Actor Dustin Hoffman broke down into tears after learning how his not-so-distant relations faced hardship, disability, and death to escape pogroms in Ukraine to reach America.
The Oscar-winning actor appeared on the PBS genealogy series Finding Your Roots this week and told how he never knew the name of his paternal grandparents.
Host Henry Louis Gates informed the 78-year-old how Hoffman’s grandfather Frank left Chicago around 1919 to return to what is now Ukraine to find his parents, Sam and Esther Hoffman, after learning that Jews were being killed in pogroms in Bila Tserkva.
When Frank landed there, he was arrested and executed by secret police soon thereafter, having never discovered that his parents had already been arrested as well – and that his father, Sam, was already dead.
Dustin Hoffman’s great-grandmother Libba fought on, surviving five years of pogroms before eventually escaping to Argentina.
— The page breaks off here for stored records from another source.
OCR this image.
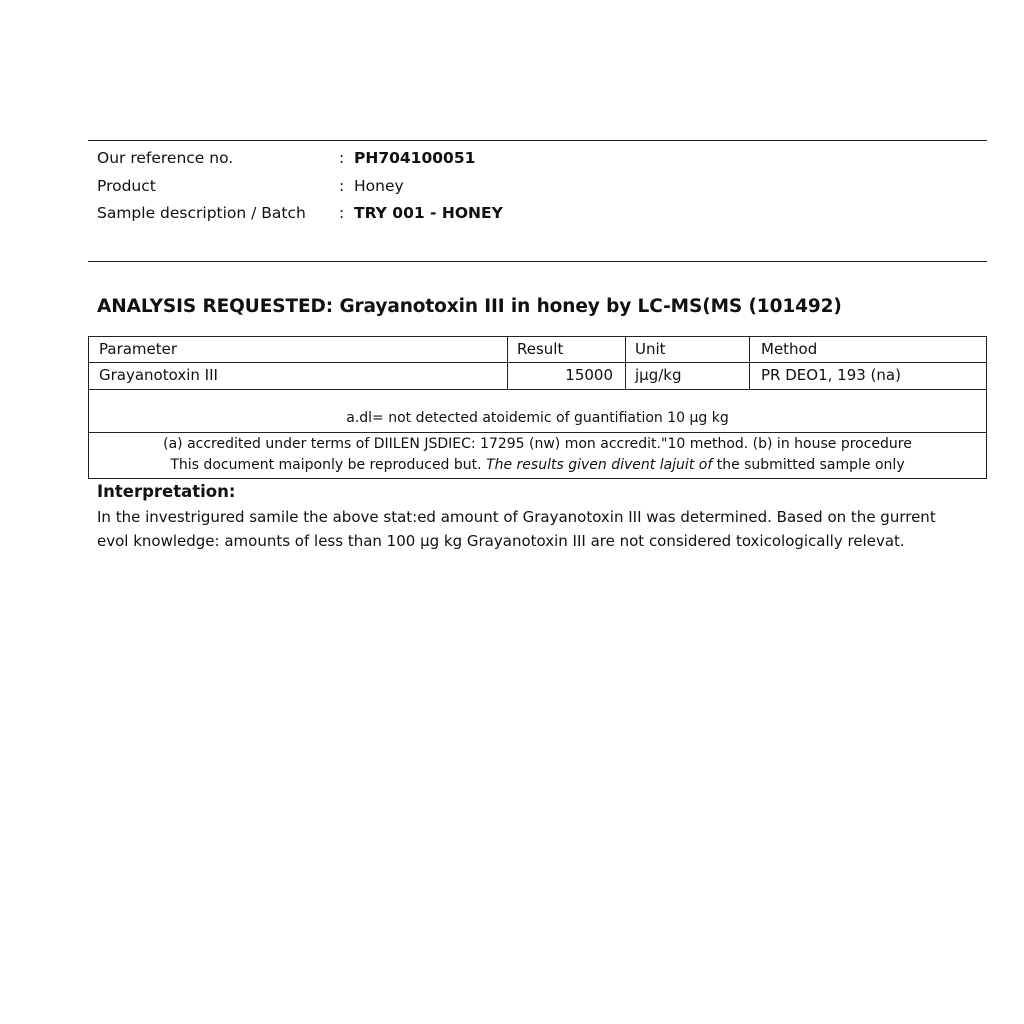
Our reference no.	: PH704100051
Product	: Honey
Sample description / Batch : TRY 001 - HONEY
ANALYSIS REQUESTED: Grayanotoxin III in honey by LC-MS(MS (101492)
Parameter	Result	Unit	Method
Grayanotoxin III	15000 jμg/kg	PR DEO1, 193 (na)
a.dl= not detected atoidemic of guantifiation 10 μg kg
(a) accredited under terms of DIILEN JSDIEC: 17295 (nw) mon accredit."10 method. (b) in house procedure
This document maiponly be reproduced but. The results given divent lajuit of the submitted sample only
Interpretation:
In the investrigured samile the above stat:ed amount of Grayanotoxin III was determined. Based on the gurrent evol knowledge: amounts of less than 100 μg kg Grayanotoxin III are not considered toxicologically relevat.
At age 62 she moved on to America, arriving in 1930 in poor health, having lost an arm and suffering from poor vision and “senility”.
When shown Libba’s Ellis Island records, detailing her physical health issues, the actor broke down into tears, with host Gates describing her as “the hero of your family tree”.
"Why did he want to erase all this?" asked a teary Hoffman, referring to why his father never told him of his family’s tragic past.
“They all survived for me to be here,” he told Gates.
“My father was an atheist,” Hoffman recalled in the program. “And we grew up not having a religion and my mother had a nose job to anti-Jewish herself. And I think in some way they were trying to pass.”
"People ask me today, 'What are you?' " Hoffman said. “I say, 'I'm a Jew’.”